Legal quants have a massive advantage here. You've seen what happens when a prompt goes wrong not because you read about it, but because you debugged it. No committee member has that perspective.
4. Mirror the guide's own logic back at it
The draft said lawyers should "craft precise prompts." I asked: how, without understanding prompt engineering? It said lawyers should check whether AI output "comprehensively cover[ed] all aspects." I asked: how, without understanding the tool's capabilities?
The gap becomes self-evident. You're not arguing from outside — you're showing that the guide's own recommendations require a foundation it hasn't provided.
5. Address the consultation questions directly
Most consultations publish specific questions they want feedback on. I included a section mapping my recommendations to each question. The drafting team needs to report how feedback addressed each published question. Making that easy for them makes adoption easier.
6. Frame expansion as inclusion
"These recommendations would make Singapore's AI governance framework truly inclusive across the legal sector's diversity." I wasn't opposing the guide — I was helping it achieve its stated purpose more fully.
7. Be brief and focused
Four pages. Two themes. No sprawl.
What None of Us Have Raised Yet
Every AI guide worldwide — every single one I've checked — operates on a consumer model: lawyer uses tool, lawyer verifies output, lawyer remains responsible. Not one contemplates the lawyer who builds.
I didn't raise this in my submission either. I was building and deploying my own tools at the time, but I didn't think it was a shared concern. Then the LegalQuants community formed and it turned out a lot of people were doing it quietly.
Naming consumer tools in my submission forced the guide to account for them. The same thing would have happened if I'd named builder-lawyers.

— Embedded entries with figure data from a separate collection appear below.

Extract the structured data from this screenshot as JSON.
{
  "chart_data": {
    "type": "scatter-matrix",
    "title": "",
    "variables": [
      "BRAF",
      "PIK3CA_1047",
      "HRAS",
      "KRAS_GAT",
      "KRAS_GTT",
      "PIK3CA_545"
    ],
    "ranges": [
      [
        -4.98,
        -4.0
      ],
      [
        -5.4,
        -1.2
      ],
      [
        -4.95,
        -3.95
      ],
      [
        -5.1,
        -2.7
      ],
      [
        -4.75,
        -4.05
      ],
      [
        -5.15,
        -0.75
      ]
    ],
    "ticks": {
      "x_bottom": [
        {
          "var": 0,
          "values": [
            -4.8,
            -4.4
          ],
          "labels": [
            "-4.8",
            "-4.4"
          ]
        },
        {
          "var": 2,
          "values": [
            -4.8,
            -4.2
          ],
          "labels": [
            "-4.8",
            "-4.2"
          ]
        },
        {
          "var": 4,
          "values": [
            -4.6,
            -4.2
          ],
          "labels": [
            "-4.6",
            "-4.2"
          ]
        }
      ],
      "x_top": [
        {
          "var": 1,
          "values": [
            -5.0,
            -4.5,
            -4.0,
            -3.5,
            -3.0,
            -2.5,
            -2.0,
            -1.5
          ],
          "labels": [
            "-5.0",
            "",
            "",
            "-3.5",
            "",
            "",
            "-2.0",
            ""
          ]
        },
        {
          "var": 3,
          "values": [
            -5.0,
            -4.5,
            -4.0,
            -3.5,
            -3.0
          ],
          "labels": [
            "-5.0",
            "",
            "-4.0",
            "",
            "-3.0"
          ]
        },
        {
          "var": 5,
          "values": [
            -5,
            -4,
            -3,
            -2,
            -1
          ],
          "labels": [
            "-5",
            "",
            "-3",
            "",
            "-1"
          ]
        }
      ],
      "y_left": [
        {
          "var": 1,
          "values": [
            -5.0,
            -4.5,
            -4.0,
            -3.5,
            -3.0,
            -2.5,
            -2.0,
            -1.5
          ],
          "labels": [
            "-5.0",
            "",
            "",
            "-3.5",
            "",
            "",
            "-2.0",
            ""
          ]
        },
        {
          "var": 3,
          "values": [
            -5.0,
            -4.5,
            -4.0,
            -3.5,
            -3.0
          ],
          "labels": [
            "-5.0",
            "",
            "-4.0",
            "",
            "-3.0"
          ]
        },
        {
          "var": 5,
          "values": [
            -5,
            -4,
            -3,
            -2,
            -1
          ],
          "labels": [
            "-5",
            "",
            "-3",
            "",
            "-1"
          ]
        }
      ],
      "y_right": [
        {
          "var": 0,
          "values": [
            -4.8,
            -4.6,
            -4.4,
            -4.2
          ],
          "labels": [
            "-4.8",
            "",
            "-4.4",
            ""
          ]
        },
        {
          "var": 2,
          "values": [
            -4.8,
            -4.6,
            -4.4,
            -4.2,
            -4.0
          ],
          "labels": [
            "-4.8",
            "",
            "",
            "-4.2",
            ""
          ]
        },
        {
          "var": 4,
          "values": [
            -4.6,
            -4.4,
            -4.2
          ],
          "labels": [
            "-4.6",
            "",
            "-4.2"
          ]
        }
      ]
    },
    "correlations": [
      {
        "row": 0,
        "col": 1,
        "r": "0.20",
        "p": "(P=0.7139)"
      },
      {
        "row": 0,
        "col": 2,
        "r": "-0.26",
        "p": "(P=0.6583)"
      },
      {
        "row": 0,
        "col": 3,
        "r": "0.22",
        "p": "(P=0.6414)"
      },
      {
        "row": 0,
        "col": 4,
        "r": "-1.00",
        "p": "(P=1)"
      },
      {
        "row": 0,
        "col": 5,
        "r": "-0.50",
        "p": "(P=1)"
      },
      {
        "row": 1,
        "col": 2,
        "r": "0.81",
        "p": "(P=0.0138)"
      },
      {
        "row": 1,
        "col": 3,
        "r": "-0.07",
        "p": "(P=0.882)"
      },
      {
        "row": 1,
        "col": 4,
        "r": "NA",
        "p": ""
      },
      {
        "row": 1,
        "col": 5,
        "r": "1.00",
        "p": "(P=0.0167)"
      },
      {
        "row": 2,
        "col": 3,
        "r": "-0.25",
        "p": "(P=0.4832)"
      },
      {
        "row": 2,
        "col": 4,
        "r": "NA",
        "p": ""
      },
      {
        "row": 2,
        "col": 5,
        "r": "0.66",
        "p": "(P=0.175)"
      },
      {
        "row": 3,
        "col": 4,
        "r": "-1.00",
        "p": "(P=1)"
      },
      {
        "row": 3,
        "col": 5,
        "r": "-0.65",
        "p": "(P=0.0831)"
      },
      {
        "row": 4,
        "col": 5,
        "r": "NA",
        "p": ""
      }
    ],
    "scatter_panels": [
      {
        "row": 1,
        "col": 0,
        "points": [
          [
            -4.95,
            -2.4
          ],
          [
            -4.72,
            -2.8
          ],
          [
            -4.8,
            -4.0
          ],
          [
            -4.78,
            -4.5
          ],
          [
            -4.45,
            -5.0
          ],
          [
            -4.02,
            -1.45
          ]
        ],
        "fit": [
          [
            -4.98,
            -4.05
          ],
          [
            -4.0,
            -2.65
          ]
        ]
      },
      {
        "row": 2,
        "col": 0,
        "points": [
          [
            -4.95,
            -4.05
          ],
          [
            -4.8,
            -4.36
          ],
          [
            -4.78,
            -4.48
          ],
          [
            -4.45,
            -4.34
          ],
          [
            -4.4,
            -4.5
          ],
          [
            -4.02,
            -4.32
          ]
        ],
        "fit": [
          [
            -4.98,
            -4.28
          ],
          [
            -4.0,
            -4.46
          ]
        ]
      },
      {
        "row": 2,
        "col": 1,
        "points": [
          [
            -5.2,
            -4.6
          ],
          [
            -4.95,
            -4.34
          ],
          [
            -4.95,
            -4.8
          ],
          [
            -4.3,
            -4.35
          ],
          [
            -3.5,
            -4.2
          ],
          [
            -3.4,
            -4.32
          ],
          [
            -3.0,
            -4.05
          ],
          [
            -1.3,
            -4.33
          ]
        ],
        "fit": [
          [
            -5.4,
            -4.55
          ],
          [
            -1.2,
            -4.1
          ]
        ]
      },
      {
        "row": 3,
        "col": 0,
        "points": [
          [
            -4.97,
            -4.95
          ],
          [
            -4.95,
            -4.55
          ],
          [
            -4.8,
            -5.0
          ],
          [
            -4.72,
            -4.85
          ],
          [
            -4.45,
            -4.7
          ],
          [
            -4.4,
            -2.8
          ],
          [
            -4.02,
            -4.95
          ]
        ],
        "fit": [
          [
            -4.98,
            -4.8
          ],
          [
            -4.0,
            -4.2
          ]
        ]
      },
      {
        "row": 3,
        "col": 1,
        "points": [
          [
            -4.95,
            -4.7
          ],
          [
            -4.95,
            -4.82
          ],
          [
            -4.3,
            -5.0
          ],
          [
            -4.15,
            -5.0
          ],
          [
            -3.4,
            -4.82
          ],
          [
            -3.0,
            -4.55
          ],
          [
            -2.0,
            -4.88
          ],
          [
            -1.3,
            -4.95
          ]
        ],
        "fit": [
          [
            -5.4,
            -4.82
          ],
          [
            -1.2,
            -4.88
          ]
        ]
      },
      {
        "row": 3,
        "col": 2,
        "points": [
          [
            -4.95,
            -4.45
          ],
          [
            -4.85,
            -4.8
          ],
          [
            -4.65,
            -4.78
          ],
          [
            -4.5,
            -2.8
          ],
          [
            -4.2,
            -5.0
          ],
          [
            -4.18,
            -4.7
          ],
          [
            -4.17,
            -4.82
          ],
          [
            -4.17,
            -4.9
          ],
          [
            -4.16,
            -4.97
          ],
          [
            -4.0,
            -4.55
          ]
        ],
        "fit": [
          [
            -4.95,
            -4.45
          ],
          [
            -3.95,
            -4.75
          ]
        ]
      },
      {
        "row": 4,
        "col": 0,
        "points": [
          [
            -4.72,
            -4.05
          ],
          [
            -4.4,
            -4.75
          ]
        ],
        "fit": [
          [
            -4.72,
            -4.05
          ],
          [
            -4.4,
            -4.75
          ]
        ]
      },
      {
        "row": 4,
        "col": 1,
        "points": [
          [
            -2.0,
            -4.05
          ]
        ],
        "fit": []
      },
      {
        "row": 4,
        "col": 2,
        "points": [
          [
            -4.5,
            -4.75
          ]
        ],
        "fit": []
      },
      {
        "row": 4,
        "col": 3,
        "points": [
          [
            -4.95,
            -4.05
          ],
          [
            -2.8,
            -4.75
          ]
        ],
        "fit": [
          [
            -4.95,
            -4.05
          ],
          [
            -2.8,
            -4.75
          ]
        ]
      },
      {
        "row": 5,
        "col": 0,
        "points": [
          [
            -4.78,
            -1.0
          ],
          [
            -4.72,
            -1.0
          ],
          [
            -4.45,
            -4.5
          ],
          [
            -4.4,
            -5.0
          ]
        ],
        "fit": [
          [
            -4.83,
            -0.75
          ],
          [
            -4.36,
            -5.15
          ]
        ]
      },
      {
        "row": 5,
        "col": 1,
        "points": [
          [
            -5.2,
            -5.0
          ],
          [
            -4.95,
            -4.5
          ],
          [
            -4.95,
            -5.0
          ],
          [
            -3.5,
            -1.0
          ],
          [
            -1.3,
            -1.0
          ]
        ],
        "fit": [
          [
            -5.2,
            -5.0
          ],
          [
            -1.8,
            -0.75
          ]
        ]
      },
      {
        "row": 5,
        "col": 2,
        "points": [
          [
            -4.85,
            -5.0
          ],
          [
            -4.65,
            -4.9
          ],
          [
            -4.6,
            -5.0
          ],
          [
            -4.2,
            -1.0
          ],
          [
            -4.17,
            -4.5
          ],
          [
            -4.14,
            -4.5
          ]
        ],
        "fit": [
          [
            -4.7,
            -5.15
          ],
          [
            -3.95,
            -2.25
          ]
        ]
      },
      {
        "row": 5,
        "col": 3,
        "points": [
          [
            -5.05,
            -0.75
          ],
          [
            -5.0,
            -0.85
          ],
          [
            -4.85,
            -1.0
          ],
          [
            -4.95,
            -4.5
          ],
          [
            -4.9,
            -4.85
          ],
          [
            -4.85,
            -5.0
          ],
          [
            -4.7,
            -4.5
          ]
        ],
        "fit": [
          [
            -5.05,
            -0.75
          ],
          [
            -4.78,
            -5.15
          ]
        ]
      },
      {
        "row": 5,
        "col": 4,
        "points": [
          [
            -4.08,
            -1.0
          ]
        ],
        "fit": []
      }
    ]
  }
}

If even one paragraph of Singapore's final guide had acknowledged the possibility that ordinary lawyers — not just legaltech vendors — can build their own tools using their domain expertise, it would have shifted perception. Not because one paragraph changes the world, but because these guides are what law firms read when they're deciding what's acceptable. They're what clients read when they're assessing whether to trust a tool built by their own lawyer. An official acknowledgement would have made it easier for every legal quant to have that conversation with their firm, their client, their regulator.
Instead, the guide — like every other guide — assumes that if you're not buying from a vendor, you're using ChatGPT with the privacy settings toggled. The entire space of lawyer-built, domain-specific tools doesn't exist in the regulatory imagination yet.
The questions that flow from this are ones this community knows well. When does a lawyer-built tool cross from personal productivity aid into something requiring governance as a software product? What are proportionate testing standards for a bespoke tool versus an enterprise platform? How do you disclose to clients that the analysis was performed by something you vibe-coded yourself? What's the duty of competence when you're not just using AI but architecting how it processes legal information?
If those frameworks are written without us, they'll default to one of two extremes: ignoring builder-lawyers entirely, or imposing enterprise-grade procurement requirements that make vibe-coding impractical. Neither outcome serves clients. Neither is inevitable.
The next consultation in your jurisdiction is the first real opportunity to raise this. Now we know it's not just us.